When I asked Doug Cook, Bowdoin’s media relations director, to help me see the error in Gladwell’s point, he declined. “It’s a specious argument,” Cook said. “We’ve said what we wanted to say on it and now we are moving on.”

If Bowdoin’s food program has no effect on the number of low-income students who attend the school, then the same should be true at Vassar. Heck, Vassar should be able to serve venison and lobsters without compromising its financial aid. But as Vassar’s Hill told Gladwell, “Every dollar you spend on financial aid is a dollar you don’t have to spend on something else.”

Robert Kelchen, who studies higher education at Seton Hall University, did some quick math and estimated that if Bowdoin slashed its food offerings it could admit just a few more low-income students — not enough to make a difference in the composition of the student body. But if every wealthy school began moving money out of amenities and into scholarships, it would make a difference to a lot of low-income students.

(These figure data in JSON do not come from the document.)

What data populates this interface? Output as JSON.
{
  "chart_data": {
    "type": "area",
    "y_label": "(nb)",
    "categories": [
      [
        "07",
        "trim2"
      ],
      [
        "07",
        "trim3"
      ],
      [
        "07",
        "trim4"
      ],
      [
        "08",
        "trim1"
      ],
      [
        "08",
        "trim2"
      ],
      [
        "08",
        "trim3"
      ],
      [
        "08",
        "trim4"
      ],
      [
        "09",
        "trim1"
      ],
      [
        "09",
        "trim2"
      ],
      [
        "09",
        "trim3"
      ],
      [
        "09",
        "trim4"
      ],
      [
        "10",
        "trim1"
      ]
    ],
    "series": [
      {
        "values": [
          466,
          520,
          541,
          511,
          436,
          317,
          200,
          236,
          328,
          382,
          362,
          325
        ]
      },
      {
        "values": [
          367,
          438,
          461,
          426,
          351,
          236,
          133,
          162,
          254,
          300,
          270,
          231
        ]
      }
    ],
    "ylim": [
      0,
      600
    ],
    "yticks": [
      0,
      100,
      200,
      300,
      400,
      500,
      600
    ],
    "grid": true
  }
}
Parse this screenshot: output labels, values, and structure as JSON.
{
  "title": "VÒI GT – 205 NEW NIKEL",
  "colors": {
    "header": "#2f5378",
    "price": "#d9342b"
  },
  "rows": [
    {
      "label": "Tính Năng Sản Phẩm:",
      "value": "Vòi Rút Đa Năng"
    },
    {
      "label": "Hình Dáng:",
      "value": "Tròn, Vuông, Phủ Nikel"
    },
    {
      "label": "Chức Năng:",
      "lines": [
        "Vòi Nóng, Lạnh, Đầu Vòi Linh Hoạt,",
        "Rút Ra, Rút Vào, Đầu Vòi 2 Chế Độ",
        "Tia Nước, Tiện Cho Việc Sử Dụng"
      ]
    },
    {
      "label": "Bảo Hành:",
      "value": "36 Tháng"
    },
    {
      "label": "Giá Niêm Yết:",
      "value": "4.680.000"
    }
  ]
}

Of course, Gladwell’s focus on food, like his focus on Bowdoin, was arbitrary. He could have made the same argument about athletics facilities, landscaping, or swanky residence halls. You could ask, where do you stop? Should schools sell off the books in their libraries, auction off their buildings, and have students run naked through the forest so as to have more money to help the poor? Clearly not. There’s no need for asceticism, it’s over-the-top luxury that’s unseemly.

When we think about food in this country, we tend to think in binary terms — either junk food or slow food, McDonald’s or Chez Panisse. There’s a suspicion that if we aren’t getting our eggs from heritage chickens raised by liberal-arts majors, we’re probably eating unhealthy, planet-destroying food.

The truth is that there are plenty of other options. There’s what historian Rachel Laudan calls republican cuisine — not GOP Republican. It’s a culinary philosophy from the Roman Republic, before the time of Caesar. It emphasized humble, healthy, inexpensive food shared by laborers and patricians alike. Laudan writes that republicans thought that enticing sauces encouraged overeating and decadence. Instead, as Cicero said, “Hunger is the best sauce.” That is, if we’re willing to wait until we are hungry, an equitable meal can be every bit as delicious as a luxurious one.

This republican cuisine is just one option. It’s appealing to promise that we can have mouthwatering food, gleaming new stadiums, and scholarships for all — it helps to preserve alliances. That’s good politics but bad policy. It results in the middle and upper classes getting their perks, while the working class gets bilked. Instead of glossing over tradeoffs, let’s scrutinize our options, then make choices with our eyes wide open.